Lesson structure (45 minutes)

  1. 0–5 min · Hook pop quiz. Teacher reads 5 quick scenarios and students answer on paper (no devices) with one sentence: “What outcome is likely and why?” Students complete the mini quiz individually, then hold answers ready for checking.

  2. 5–10 min · Quick model: predict → test → evaluate. Teacher shows one simple strategy change (e.g., “press earlier” or “switch marking responsibilities”), then models a prediction and one possible unexpected outcome. Students listen and identify: (a) predicted outcome, (b) strategy change, (c) reason linked to movement concepts.

  3. 10–18 min · Video evidence: success vs failure. Teacher plays 2 short curated clips: one showing a tactical success, one showing a tactical failure. Students complete a Video T-Chart: “What changed?” and “What outcome happened?” plus one predicted reason.

  4. 18–30 min · Gameplay: Strategy Sprint 1. Teacher sets a small-sided game (invasion/possession focus) and assigns each team one strategy rule for the sprint (e.g., “attack space wide first” or “counter quickly after turnover”). Students play for 6 minutes, then pause for a 2-minute “coach call” where they predict what will happen if they adjust the strategy for the next sprint (students agree on one adjustment).

  5. 30–40 min · Gameplay: Strategy Sprint 2 (test predictions). Teacher introduces the strategy-change instruction for Sprint 2 (each team chooses from two options on a cue card: change space usage, change timing of pressure, or change support movement). Students play again while one player records: prediction, what actually happened, and a reason for any mismatch.

  6. 40–45 min · Strategies Showcase + exit PMI. Teams present one “best strategy” using: prediction made (from earlier), outcome observed, and why the strategy worked (or didn’t).

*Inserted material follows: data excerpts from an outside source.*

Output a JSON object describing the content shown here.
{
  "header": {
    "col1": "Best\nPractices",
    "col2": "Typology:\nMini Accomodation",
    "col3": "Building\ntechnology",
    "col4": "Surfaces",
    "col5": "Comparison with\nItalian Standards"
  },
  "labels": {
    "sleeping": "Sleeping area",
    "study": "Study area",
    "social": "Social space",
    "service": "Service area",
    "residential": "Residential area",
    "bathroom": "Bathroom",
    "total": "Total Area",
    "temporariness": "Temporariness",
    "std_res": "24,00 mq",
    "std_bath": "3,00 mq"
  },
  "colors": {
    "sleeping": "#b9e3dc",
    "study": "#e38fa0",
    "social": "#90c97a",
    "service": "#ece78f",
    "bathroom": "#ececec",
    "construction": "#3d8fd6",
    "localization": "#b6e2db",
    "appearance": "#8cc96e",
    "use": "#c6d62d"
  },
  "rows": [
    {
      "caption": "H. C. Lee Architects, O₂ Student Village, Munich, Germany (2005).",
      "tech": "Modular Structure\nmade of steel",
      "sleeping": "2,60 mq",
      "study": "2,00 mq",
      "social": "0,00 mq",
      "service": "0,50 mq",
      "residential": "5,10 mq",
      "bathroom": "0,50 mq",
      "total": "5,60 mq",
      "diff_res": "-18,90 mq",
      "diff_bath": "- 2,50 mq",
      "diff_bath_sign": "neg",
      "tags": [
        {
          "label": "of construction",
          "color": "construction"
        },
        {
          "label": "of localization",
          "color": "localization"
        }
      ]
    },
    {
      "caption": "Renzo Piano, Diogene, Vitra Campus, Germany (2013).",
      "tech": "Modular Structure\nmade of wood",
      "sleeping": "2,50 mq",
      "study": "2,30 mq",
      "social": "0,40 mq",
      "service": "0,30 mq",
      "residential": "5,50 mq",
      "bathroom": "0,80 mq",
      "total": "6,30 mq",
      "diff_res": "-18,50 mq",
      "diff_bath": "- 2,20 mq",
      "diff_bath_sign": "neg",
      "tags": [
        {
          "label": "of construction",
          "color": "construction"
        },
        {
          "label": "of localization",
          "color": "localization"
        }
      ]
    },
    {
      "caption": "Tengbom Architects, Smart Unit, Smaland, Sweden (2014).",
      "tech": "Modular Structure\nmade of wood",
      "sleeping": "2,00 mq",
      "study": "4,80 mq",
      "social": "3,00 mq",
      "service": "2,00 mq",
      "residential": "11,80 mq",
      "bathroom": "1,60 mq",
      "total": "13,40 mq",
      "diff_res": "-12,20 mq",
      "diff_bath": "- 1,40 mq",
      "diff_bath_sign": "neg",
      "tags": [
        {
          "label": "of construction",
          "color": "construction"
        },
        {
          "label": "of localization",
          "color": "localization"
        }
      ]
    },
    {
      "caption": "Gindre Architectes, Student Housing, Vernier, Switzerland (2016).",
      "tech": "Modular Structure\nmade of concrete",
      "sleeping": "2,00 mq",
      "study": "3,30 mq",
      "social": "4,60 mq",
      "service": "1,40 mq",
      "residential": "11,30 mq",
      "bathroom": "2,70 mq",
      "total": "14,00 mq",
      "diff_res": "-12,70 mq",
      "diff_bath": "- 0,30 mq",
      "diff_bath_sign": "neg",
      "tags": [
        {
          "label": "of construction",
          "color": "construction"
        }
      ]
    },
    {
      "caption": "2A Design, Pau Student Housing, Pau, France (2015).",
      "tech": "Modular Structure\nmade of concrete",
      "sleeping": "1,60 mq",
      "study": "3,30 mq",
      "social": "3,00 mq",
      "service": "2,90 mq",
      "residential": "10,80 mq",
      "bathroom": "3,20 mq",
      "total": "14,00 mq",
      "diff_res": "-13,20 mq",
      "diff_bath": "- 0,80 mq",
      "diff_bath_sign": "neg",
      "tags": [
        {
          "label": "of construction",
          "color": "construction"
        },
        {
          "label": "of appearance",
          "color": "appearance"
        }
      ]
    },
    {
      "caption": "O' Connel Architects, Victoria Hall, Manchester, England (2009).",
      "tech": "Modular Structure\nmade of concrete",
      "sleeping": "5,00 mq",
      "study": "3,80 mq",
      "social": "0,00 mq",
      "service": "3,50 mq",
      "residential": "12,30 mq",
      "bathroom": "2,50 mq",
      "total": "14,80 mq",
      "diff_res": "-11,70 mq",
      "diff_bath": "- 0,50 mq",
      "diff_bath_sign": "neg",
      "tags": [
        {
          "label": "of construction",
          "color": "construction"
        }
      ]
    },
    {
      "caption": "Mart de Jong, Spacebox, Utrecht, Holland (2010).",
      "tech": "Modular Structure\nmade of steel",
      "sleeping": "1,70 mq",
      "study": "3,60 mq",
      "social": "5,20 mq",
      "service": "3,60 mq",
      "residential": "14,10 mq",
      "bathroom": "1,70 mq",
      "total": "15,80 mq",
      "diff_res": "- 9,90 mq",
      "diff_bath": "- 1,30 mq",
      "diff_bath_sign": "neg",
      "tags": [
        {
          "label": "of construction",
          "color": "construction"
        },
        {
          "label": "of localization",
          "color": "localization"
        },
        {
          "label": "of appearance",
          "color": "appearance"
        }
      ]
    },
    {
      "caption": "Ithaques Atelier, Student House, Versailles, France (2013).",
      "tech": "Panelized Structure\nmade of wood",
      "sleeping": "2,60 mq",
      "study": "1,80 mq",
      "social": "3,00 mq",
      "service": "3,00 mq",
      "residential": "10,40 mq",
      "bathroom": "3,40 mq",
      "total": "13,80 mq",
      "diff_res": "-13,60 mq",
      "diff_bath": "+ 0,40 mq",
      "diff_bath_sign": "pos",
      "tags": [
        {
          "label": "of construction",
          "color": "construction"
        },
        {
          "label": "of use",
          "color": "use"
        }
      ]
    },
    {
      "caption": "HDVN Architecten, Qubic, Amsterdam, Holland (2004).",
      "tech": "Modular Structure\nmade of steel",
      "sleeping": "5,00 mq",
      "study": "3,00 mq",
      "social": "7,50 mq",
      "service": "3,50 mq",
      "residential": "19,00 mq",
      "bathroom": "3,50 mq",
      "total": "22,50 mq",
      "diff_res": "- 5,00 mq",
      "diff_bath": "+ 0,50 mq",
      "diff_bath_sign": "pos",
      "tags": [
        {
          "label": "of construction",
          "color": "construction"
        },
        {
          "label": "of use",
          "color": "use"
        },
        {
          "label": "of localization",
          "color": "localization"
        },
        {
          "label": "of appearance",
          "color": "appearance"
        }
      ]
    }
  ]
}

Students complete a PMI chart (Plus/Minus/Interesting) on paper or via a short class Google Form, focusing on how they will use predictions to improve future movement.

Resources

  • Pop quiz worksheet (5 scenario prompts)
  • Video T-Chart printable or Google Doc
  • Game area with cones/markers for boundaries and zones
  • Strategy cue cards (options for mid-game changes)
  • Team score sheet or quick tally sheet for outcomes (e.g., goals/turnovers/time in possession)
  • PMI chart template (paper or Google Forms)
  • First-aid kit and whistle
  • Timer/stopwatch
  • Curated video clips (downloaded/offline if needed)

Assessment

  • Formative: teacher listens for clear prediction reasoning during the pop quiz and coach call (check that reasons link to movement concepts).
  • Formative: collect Video T-Charts to see if students identify strategy changes and accurate outcomes.
  • Formative: review one strategy record per team (prediction vs actual vs reason).
  • Exit ticket: PMI chart entries indicate the accuracy and depth of evaluation (especially “Minus” and “Interesting”).

Differentiation

  • Support: pair students into “Predictor + Evidence Finder” roles; provide sentence starters: “I predict… because…”, “It surprised me when…”, “A likely reason is…”
  • Support: allow the partner group to focus on only one movement concept (e.g., space or timing) when explaining outcomes.
  • Extension (advanced learners):
  • Conduct a rapid class survey during/after the game: “Which strategy change most improved outcomes?” and “Why do you think so?”
  • Summarise findings in a 4–6 sentence mini-report: claim, evidence from at least one team, and one implication for future strategies.
  • Extension (video thinkers): advanced learners compare clips using a “similarity + difference” statement (what was the same about the strategy base, and what changed in execution).

Conclusion

This final lesson consolidates the unit’s focus by making strategy evaluation explicit: students predict outcomes, test them in gameplay, and justify results using evidence from both matches and video. The Strategies Showcase and PMI reflection help transfer learning to future physical activity contexts by strengthening students’ ability to choose, predict, and evaluate movement strategies.